New revised texts on Agriculture and Industrial Goods were issued in May and it is proposed that a Mini-Ministerial meeting be held in Geneva on July 31, to take stock of the progress of the negotiations and, where possible, to move the process forward, the Minister disclosed.
He pointed out that the negotiations and ministerial meetings have had many difficulties. The present round has been going on for six years and there are difficulties in coming to terms with the problems that relate to agreements in agriculture, especially in relation to subsidies and also to non-agricultural market access, in particular, industrial products and also to fisheries.

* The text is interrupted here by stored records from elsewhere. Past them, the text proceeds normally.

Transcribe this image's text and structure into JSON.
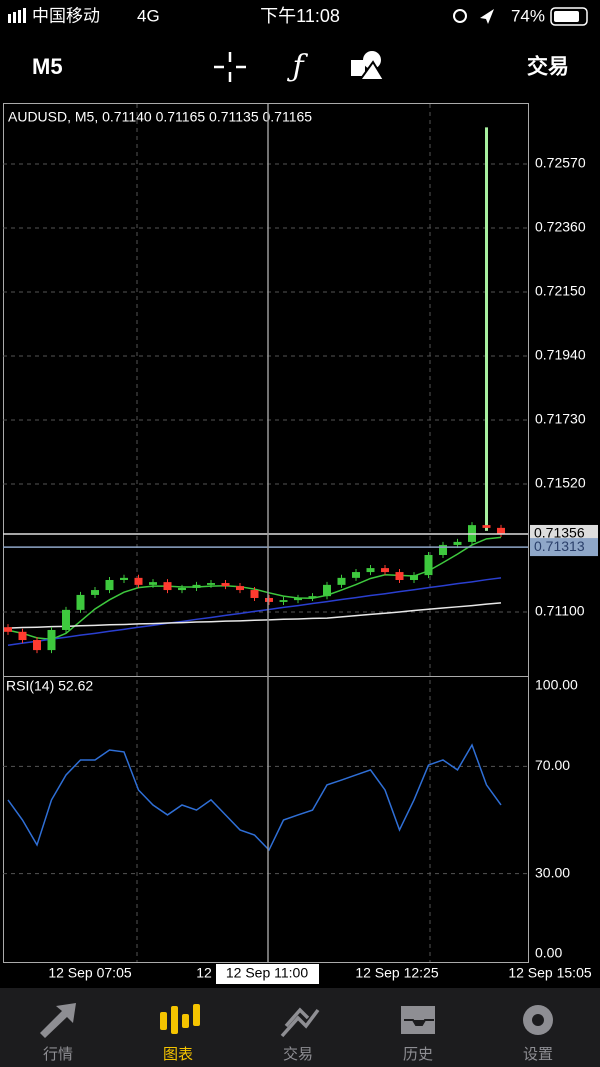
{
  "status_bar": {
    "carrier": "中国移动",
    "network": "4G",
    "time": "下午11:08",
    "battery": "74%"
  },
  "toolbar": {
    "timeframe": "M5",
    "trade": "交易"
  },
  "chart_data": [
    {
      "type": "candlestick",
      "title": "AUDUSD, M5, 0.71140 0.71165 0.71135 0.71165",
      "up_color": "#3ec93e",
      "down_color": "#ff3b30",
      "open": [
        0.7105,
        0.71035,
        0.71008,
        0.70975,
        0.71041,
        0.71107,
        0.71156,
        0.71172,
        0.71205,
        0.71212,
        0.71189,
        0.71198,
        0.71172,
        0.71179,
        0.71189,
        0.71195,
        0.71185,
        0.71172,
        0.71146,
        0.71133,
        0.71139,
        0.71146,
        0.71152,
        0.71189,
        0.71212,
        0.71231,
        0.71244,
        0.71231,
        0.71205,
        0.71221,
        0.71287,
        0.7132,
        0.7133,
        0.71385,
        0.71376
      ],
      "high": [
        0.7106,
        0.71045,
        0.71018,
        0.71051,
        0.71117,
        0.71166,
        0.71182,
        0.71215,
        0.71222,
        0.71222,
        0.71208,
        0.71208,
        0.71189,
        0.71199,
        0.71205,
        0.71205,
        0.71195,
        0.71182,
        0.71156,
        0.71149,
        0.71156,
        0.71162,
        0.71199,
        0.71222,
        0.71241,
        0.71254,
        0.71254,
        0.71241,
        0.71231,
        0.71297,
        0.7133,
        0.7134,
        0.71395,
        0.7269,
        0.71386
      ],
      "low": [
        0.71025,
        0.70998,
        0.70965,
        0.70965,
        0.71031,
        0.71097,
        0.71146,
        0.71162,
        0.71195,
        0.71179,
        0.71179,
        0.71162,
        0.71162,
        0.71169,
        0.71179,
        0.71175,
        0.71162,
        0.71136,
        0.71123,
        0.71123,
        0.71129,
        0.71136,
        0.71142,
        0.71179,
        0.71202,
        0.71221,
        0.71221,
        0.71195,
        0.71195,
        0.71211,
        0.71277,
        0.7131,
        0.7132,
        0.71366,
        0.71346
      ],
      "close": [
        0.71035,
        0.71008,
        0.70975,
        0.71041,
        0.71107,
        0.71156,
        0.71172,
        0.71205,
        0.71212,
        0.71189,
        0.71198,
        0.71172,
        0.71179,
        0.71189,
        0.71195,
        0.71185,
        0.71172,
        0.71146,
        0.71133,
        0.71139,
        0.71146,
        0.71152,
        0.71189,
        0.71212,
        0.71231,
        0.71244,
        0.71231,
        0.71205,
        0.71221,
        0.71287,
        0.7132,
        0.7133,
        0.71385,
        0.71376,
        0.71356
      ],
      "ma": [
        {
          "color": "#3ec93e",
          "values": [
            0.7104,
            0.7103,
            0.71015,
            0.7101,
            0.7103,
            0.7107,
            0.7111,
            0.7114,
            0.71165,
            0.7118,
            0.71185,
            0.71185,
            0.71182,
            0.71182,
            0.71185,
            0.71186,
            0.71183,
            0.71175,
            0.71163,
            0.71152,
            0.71146,
            0.71145,
            0.71155,
            0.71172,
            0.7119,
            0.7121,
            0.71222,
            0.7122,
            0.71218,
            0.71235,
            0.71262,
            0.7129,
            0.7132,
            0.7134,
            0.71345
          ]
        },
        {
          "color": "#2a3fd0",
          "values": [
            0.70991,
            0.70998,
            0.71004,
            0.71011,
            0.71017,
            0.71024,
            0.7103,
            0.71037,
            0.71043,
            0.7105,
            0.71056,
            0.71063,
            0.71069,
            0.71076,
            0.71082,
            0.71089,
            0.71095,
            0.71102,
            0.71108,
            0.71115,
            0.71121,
            0.71128,
            0.71134,
            0.71141,
            0.71147,
            0.71154,
            0.7116,
            0.71167,
            0.71173,
            0.7118,
            0.71186,
            0.71193,
            0.71199,
            0.71206,
            0.71212
          ]
        },
        {
          "color": "#e8e8e8",
          "values": [
            0.71047,
            0.71049,
            0.7105,
            0.71052,
            0.71053,
            0.71055,
            0.71056,
            0.71058,
            0.71059,
            0.71061,
            0.71062,
            0.71064,
            0.71065,
            0.71067,
            0.71068,
            0.7107,
            0.71071,
            0.71073,
            0.71074,
            0.71076,
            0.71077,
            0.71079,
            0.7108,
            0.71084,
            0.71088,
            0.71092,
            0.71096,
            0.711,
            0.71105,
            0.71109,
            0.71113,
            0.71117,
            0.71121,
            0.71126,
            0.7113
          ]
        }
      ],
      "ylim": [
        0.7089,
        0.7277
      ],
      "yticks": [
        {
          "value": 0.7257,
          "label": "0.72570"
        },
        {
          "value": 0.7236,
          "label": "0.72360"
        },
        {
          "value": 0.7215,
          "label": "0.72150"
        },
        {
          "value": 0.7194,
          "label": "0.71940"
        },
        {
          "value": 0.7173,
          "label": "0.71730"
        },
        {
          "value": 0.7152,
          "label": "0.71520"
        },
        {
          "value": 0.711,
          "label": "0.71100"
        }
      ],
      "price_lines": [
        {
          "value": 0.71356,
          "label": "0.71356"
        },
        {
          "value": 0.71313,
          "label": "0.71313"
        }
      ],
      "grid": true
    },
    {
      "type": "line",
      "title": "RSI(14) 52.62",
      "color": "#2f6fd6",
      "values": [
        57.5,
        50.0,
        40.7,
        57.5,
        66.8,
        72.4,
        72.4,
        76.1,
        75.4,
        61.2,
        55.6,
        51.9,
        55.6,
        53.7,
        57.5,
        51.9,
        46.3,
        44.4,
        38.8,
        50.0,
        51.9,
        53.7,
        63.1,
        64.9,
        66.8,
        68.7,
        61.2,
        46.3,
        57.5,
        70.5,
        72.4,
        68.7,
        78.0,
        63.1,
        55.6
      ],
      "ylim": [
        0,
        100
      ],
      "yticks": [
        {
          "value": 100,
          "label": "100.00"
        },
        {
          "value": 70,
          "label": "70.00"
        },
        {
          "value": 30,
          "label": "30.00"
        },
        {
          "value": 0,
          "label": "0.00"
        }
      ],
      "grid": true
    }
  ],
  "x_axis": {
    "labels": [
      "12 Sep 07:05",
      "12",
      "12 Sep 12:25",
      "12 Sep 15:05"
    ],
    "crosshair": "12 Sep 11:00"
  },
  "tab_bar": {
    "items": [
      "行情",
      "图表",
      "交易",
      "历史",
      "设置"
    ]
  }
}
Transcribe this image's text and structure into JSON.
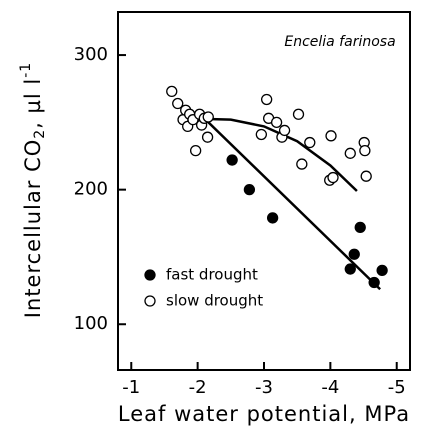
{
  "chart_data": {
    "type": "scatter",
    "annotation": "Encelia farinosa",
    "x_label": "Leaf water potential, MPa",
    "y_label": {
      "text": "Intercellular CO",
      "sub": "2",
      "text2": ", µl l",
      "sup": "-1"
    },
    "xlim": [
      -0.8,
      -5.2
    ],
    "ylim": [
      66,
      332
    ],
    "xticks": [
      -1,
      -2,
      -3,
      -4,
      -5
    ],
    "yticks": [
      100,
      200,
      300
    ],
    "legend": "lower left",
    "series": [
      {
        "name": "fast drought",
        "color": "#000000",
        "marker": "filled",
        "x": [
          -2.52,
          -2.78,
          -3.13,
          -4.3,
          -4.36,
          -4.45,
          -4.66,
          -4.78
        ],
        "values": [
          222,
          200,
          179,
          141,
          152,
          172,
          131,
          140
        ],
        "fit": {
          "x": [
            -2.1,
            -4.75
          ],
          "values": [
            253,
            126
          ]
        }
      },
      {
        "name": "slow drought",
        "color": "#000000",
        "marker": "open",
        "x": [
          -1.61,
          -1.7,
          -1.78,
          -1.82,
          -1.85,
          -1.88,
          -1.93,
          -1.97,
          -2.03,
          -2.06,
          -2.1,
          -2.15,
          -2.16,
          -2.96,
          -3.04,
          -3.07,
          -3.19,
          -3.27,
          -3.31,
          -3.52,
          -3.57,
          -3.69,
          -3.99,
          -4.01,
          -4.04,
          -4.3,
          -4.51,
          -4.52,
          -4.54
        ],
        "values": [
          273,
          264,
          252,
          259,
          247,
          256,
          252,
          229,
          256,
          248,
          253,
          239,
          254,
          241,
          267,
          253,
          250,
          239,
          244,
          256,
          219,
          235,
          207,
          240,
          209,
          227,
          235,
          229,
          210
        ],
        "fit": {
          "x": [
            -1.8,
            -2.5,
            -3.0,
            -3.5,
            -4.0,
            -4.4
          ],
          "values": [
            253,
            252,
            247,
            236,
            218,
            199
          ]
        }
      }
    ]
  }
}
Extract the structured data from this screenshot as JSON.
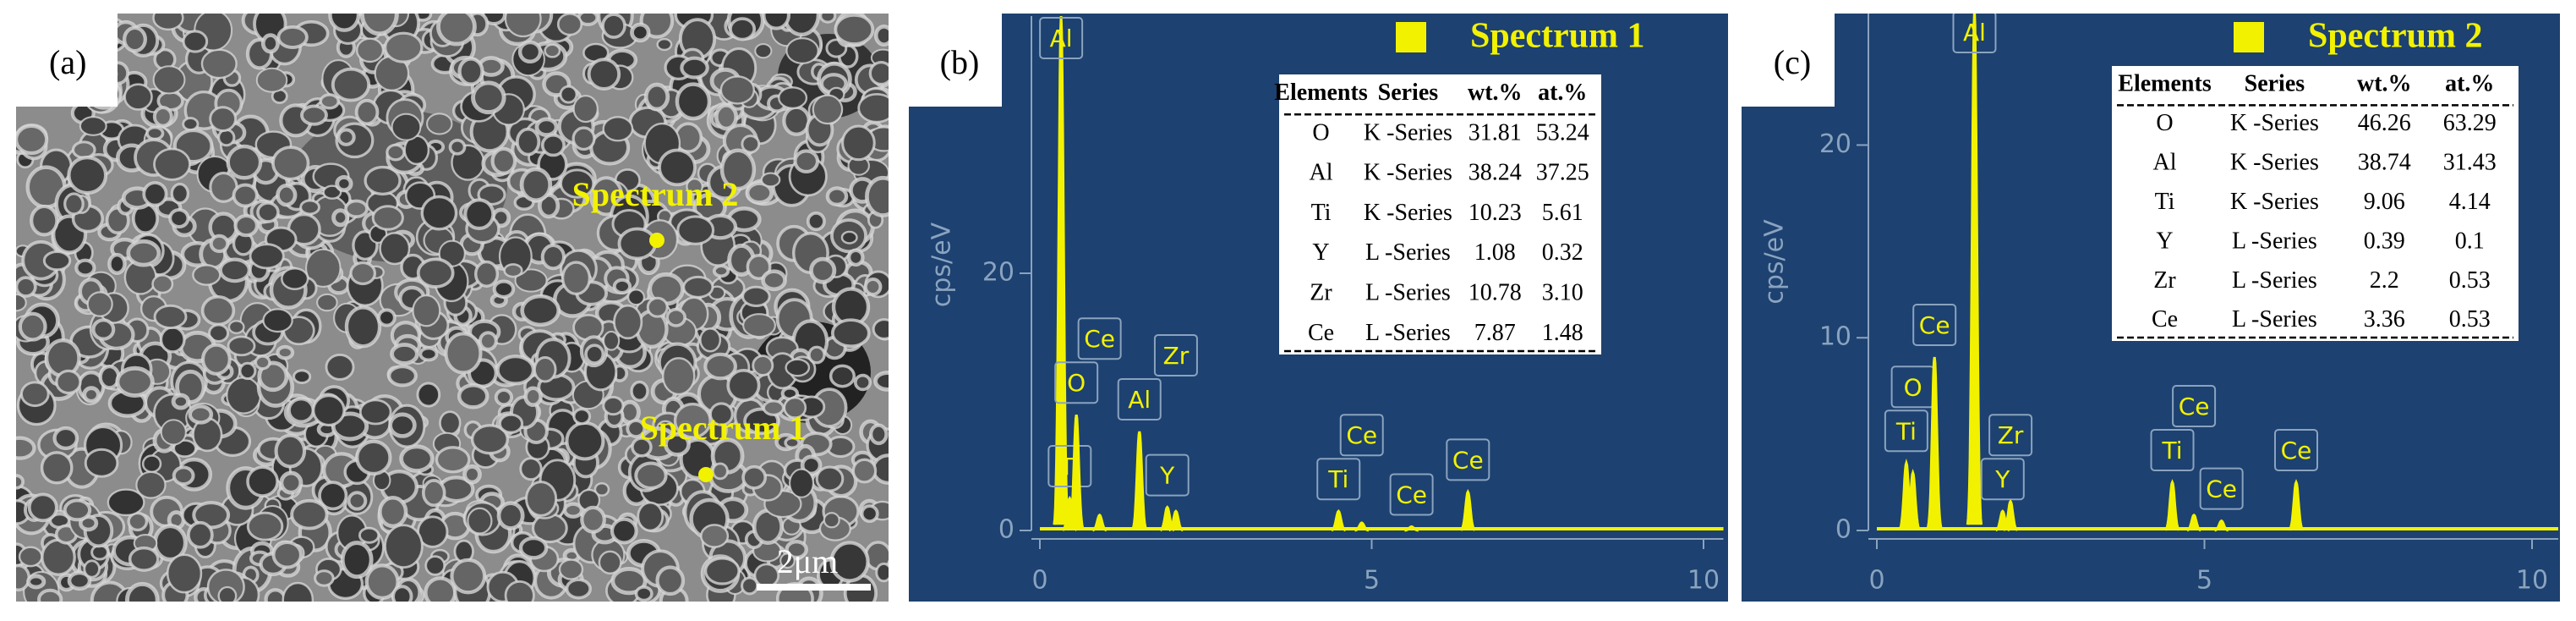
{
  "panel_a": {
    "label": "(a)",
    "points": [
      {
        "label": "Spectrum 2"
      },
      {
        "label": "Spectrum 1"
      }
    ],
    "scale_bar": "2μm"
  },
  "spectra": [
    {
      "type": "spectrum",
      "label": "(b)",
      "legend": "Spectrum 1",
      "y_axis_label": "cps/eV",
      "color": "#f2f200",
      "xlim": [
        0,
        10.3
      ],
      "xticks": [
        0,
        5,
        10
      ],
      "ylim": [
        0,
        40
      ],
      "yticks": [
        0,
        20
      ],
      "peaks": [
        {
          "label": "Al",
          "x": 0.32,
          "height": 40
        },
        {
          "label": "Ti",
          "x": 0.45,
          "height": 2.5
        },
        {
          "label": "O",
          "x": 0.55,
          "height": 9
        },
        {
          "label": "Ce",
          "x": 0.9,
          "height": 1.2
        },
        {
          "label": "Al",
          "x": 1.5,
          "height": 7.7
        },
        {
          "label": "Y",
          "x": 1.92,
          "height": 1.8
        },
        {
          "label": "Zr",
          "x": 2.05,
          "height": 1.5
        },
        {
          "label": "Ti",
          "x": 4.5,
          "height": 1.5
        },
        {
          "label": "Ce",
          "x": 4.85,
          "height": 0.6
        },
        {
          "label": "Ce",
          "x": 5.6,
          "height": 0.3
        },
        {
          "label": "Ce",
          "x": 6.45,
          "height": 3
        }
      ],
      "table": {
        "header": [
          "Elements",
          "Series",
          "wt.%",
          "at.%"
        ],
        "rows": [
          [
            "O",
            "K -Series",
            "31.81",
            "53.24"
          ],
          [
            "Al",
            "K -Series",
            "38.24",
            "37.25"
          ],
          [
            "Ti",
            "K -Series",
            "10.23",
            "5.61"
          ],
          [
            "Y",
            "L -Series",
            "1.08",
            "0.32"
          ],
          [
            "Zr",
            "L -Series",
            "10.78",
            "3.10"
          ],
          [
            "Ce",
            "L -Series",
            "7.87",
            "1.48"
          ]
        ]
      }
    },
    {
      "type": "spectrum",
      "label": "(c)",
      "legend": "Spectrum 2",
      "y_axis_label": "cps/eV",
      "color": "#f2f200",
      "xlim": [
        0,
        10.4
      ],
      "xticks": [
        0,
        5,
        10
      ],
      "ylim": [
        0,
        27
      ],
      "yticks": [
        0,
        10,
        20
      ],
      "peaks": [
        {
          "label": "Ti",
          "x": 0.45,
          "height": 3.5
        },
        {
          "label": "O",
          "x": 0.55,
          "height": 3
        },
        {
          "label": "Ce",
          "x": 0.88,
          "height": 9
        },
        {
          "label": "Al",
          "x": 1.49,
          "height": 27
        },
        {
          "label": "Y",
          "x": 1.92,
          "height": 1
        },
        {
          "label": "Zr",
          "x": 2.04,
          "height": 1.5
        },
        {
          "label": "Ti",
          "x": 4.51,
          "height": 2.5
        },
        {
          "label": "Ce",
          "x": 4.84,
          "height": 0.8
        },
        {
          "label": "Ce",
          "x": 5.26,
          "height": 0.5
        },
        {
          "label": "Ce",
          "x": 6.4,
          "height": 2.5
        }
      ],
      "table": {
        "header": [
          "Elements",
          "Series",
          "wt.%",
          "at.%"
        ],
        "rows": [
          [
            "O",
            "K -Series",
            "46.26",
            "63.29"
          ],
          [
            "Al",
            "K -Series",
            "38.74",
            "31.43"
          ],
          [
            "Ti",
            "K -Series",
            "9.06",
            "4.14"
          ],
          [
            "Y",
            "L -Series",
            "0.39",
            "0.1"
          ],
          [
            "Zr",
            "L -Series",
            "2.2",
            "0.53"
          ],
          [
            "Ce",
            "L -Series",
            "3.36",
            "0.53"
          ]
        ]
      }
    }
  ]
}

These disagreements are in relation to the levels of tariffs and the changes that are being proposed.
Of specific concern to Jamaica, he said, is ensuring that progress is also made in the development issues such as Special and Differential Treatment and outstanding implementation issues and in other areas such as Trade and the Environment.
“I can’t emphasize it too much that Jamaica has made its position clear that there is the need to ensure that any outcomes of the Doha Round must have a development focus, otherwise, it cannot be called a development round,” he said.